The survey also shows that 71 per cent of respondents are satisfied with the measures the federal government has put in place to fight COVID-19, while 25 per cent are unsatisfied.
Meanwhile, 25 per cent of respondents feel that the federal government has done a worse job managing the second wave of the COVID-19 worse than it did for the initial wave last spring. Only 14 per cent feel it has done a better job this time around.
Nearly three-quarters of respondents said Ottawa has done a better job trying to keep some businesses open and the economy going this time around. Just over half said the federal government is being more proactive in helping provinces manage this wave.
When it comes to what is not going well, 63 per cent of respondents said Ottawa has been slow to increase public health measures as the number of COVID-19 cases grew. Thirty-nine per cent said Ottawa politicians are too focused on politics on Parliament Hill.
The poll suggests different levels of satisfaction when it come to how each provincial government is handling the second wave.

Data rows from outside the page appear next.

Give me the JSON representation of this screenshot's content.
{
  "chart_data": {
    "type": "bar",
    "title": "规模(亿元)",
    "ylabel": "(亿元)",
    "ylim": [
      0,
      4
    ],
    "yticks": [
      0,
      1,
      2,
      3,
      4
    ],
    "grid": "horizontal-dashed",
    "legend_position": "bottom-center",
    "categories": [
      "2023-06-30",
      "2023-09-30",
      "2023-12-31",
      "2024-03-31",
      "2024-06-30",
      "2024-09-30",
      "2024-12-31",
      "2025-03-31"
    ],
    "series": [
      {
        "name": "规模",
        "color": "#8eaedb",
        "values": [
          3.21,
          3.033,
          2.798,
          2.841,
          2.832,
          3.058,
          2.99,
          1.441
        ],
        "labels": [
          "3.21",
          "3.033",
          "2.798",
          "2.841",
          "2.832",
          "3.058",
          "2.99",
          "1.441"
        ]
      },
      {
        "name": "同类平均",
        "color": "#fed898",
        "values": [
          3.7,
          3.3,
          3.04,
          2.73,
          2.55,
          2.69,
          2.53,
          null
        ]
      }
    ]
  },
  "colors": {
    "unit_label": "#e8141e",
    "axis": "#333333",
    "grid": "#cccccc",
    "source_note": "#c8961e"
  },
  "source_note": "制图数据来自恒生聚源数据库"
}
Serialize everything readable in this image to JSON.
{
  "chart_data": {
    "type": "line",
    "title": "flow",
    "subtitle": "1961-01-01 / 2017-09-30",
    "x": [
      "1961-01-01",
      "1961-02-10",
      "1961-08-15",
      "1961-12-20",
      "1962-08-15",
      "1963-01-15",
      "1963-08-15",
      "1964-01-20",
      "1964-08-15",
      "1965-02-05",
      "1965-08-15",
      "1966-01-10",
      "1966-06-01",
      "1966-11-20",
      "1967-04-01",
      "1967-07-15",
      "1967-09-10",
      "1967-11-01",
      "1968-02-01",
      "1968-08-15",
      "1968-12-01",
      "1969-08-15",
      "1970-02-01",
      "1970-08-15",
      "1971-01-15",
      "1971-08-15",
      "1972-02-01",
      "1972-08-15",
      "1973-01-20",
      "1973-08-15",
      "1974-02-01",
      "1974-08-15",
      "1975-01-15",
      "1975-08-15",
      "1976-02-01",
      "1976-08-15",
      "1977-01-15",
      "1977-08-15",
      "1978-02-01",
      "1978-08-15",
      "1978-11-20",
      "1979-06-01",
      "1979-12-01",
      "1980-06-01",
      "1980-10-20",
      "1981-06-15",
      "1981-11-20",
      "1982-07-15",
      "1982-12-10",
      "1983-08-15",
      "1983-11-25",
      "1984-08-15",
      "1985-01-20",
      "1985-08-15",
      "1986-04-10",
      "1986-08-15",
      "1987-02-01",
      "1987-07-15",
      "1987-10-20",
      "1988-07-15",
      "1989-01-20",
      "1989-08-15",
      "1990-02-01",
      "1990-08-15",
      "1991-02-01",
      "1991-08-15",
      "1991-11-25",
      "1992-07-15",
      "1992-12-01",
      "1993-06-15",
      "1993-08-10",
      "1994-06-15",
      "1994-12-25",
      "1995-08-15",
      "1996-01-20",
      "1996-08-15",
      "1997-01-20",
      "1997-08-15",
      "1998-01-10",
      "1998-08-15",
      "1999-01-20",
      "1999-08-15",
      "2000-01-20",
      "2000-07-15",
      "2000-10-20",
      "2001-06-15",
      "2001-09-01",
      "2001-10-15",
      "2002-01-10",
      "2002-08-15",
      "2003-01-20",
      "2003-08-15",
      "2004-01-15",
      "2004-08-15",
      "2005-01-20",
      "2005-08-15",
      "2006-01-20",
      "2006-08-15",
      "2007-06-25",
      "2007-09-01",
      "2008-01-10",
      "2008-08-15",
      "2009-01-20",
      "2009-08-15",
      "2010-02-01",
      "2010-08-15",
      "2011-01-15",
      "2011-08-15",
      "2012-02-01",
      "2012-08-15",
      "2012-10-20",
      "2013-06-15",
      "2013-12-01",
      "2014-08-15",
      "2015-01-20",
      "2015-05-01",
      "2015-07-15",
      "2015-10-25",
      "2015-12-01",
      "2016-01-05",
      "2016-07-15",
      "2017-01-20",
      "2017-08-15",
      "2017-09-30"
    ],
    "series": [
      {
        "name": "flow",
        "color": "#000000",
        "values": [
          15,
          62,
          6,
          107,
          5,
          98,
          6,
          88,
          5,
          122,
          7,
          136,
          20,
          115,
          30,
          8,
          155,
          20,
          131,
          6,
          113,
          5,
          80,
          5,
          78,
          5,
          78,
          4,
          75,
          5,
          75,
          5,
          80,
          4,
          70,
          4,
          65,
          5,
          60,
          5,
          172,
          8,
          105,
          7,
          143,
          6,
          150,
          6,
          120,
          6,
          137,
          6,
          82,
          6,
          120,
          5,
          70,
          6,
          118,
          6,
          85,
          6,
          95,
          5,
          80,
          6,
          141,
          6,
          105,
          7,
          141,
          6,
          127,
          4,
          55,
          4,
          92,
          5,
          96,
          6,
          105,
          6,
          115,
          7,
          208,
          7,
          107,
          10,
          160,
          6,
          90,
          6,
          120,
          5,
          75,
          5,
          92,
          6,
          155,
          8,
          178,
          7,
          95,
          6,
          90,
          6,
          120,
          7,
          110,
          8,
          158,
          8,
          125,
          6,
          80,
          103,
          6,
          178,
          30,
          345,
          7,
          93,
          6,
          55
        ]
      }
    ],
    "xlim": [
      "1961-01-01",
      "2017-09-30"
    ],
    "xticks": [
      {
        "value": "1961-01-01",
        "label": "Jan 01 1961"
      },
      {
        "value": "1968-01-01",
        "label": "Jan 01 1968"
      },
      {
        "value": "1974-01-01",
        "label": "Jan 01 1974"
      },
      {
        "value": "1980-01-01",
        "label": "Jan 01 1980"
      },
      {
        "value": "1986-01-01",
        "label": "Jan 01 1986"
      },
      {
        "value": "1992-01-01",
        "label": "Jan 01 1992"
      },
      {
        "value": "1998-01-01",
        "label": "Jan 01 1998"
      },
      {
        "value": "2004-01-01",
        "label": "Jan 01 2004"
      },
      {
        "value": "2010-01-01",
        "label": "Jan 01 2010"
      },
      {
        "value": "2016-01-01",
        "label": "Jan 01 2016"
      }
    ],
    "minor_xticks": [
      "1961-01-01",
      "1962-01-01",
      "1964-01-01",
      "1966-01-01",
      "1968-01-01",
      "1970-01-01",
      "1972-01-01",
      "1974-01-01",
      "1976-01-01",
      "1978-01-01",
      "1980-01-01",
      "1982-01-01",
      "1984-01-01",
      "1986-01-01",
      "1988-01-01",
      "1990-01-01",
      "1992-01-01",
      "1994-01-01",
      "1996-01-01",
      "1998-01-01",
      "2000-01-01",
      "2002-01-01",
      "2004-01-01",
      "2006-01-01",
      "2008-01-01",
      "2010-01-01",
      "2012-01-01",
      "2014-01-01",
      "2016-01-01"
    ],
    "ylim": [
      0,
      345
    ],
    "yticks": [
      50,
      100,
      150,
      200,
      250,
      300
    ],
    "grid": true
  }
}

Thirty-one per cent of those living in Atlantic provinces, where travel restrictions have help keep case numbers low, say their provincial government is doing a better job this time around.
But 39 per cent of those in Alberta and 29 per cent of those in Manitoba or Saskatchewan say their provincial governments are doing a worse job than they did in the spring.
“They tend to hold, in part, their provincial government responsible for the slowdown in the economy,” Bourque said.